Bank Analysis School
INTRODUCTION
The FDIC was created in 1933 to maintain stability and public confidence in the nation’s financial system. A key part of accomplishing this mission is the FDIC’s work to identify and analyze risks that could affect the safety and soundness of banks. The Risk Review summarizes the FDIC’s assessment of risks in economic and market conditions affecting the banking industry. The analysis pays particular attention to risks that may affect community banks, as the FDIC is the primary federal regulator for most community banks and has a unique perspective on these institutions. 1 The 2024 Risk Review provides an overview of banking risks in 2023 in five broad categories: market risks, credit risks, operational risks, crypto-asset risks, and climate-related financial risks.

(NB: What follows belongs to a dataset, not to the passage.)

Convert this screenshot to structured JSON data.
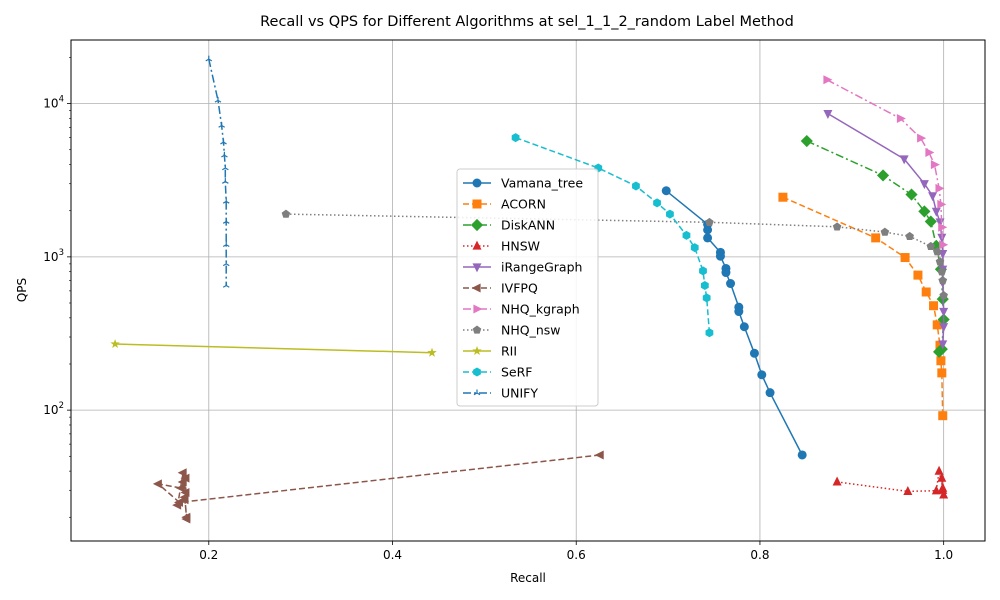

The market risks areas
discussed are liquidity, deposits and funding, and net interest margins and interest rate risk. The credit risks areas discussed are commercial real estate, residential real estate, consumer, agriculture, small business, corporate debt and leveraged lending, nonbanks, and energy. The discussion of operational risks examines the potential negative impact to banks from cyber threats and illicit activity. The crypto asset risks section discusses the FDIC’s approach to understanding and evaluating crypto-asset-related markets and activities. The discussion of climate related financial risks focuses on the physical risk of severe weather and climate events to the banking system. Monitoring these risks is among the FDIC’s top priorities.
1 “Community banks” are FDIC-insured institutions that meet the criteria developed for the FDIC Community Banking Study, published in December 2012 and updated in 2020. At year-end 2023, there were 4,587 banks, of which 4,140 were deemed to be community banks.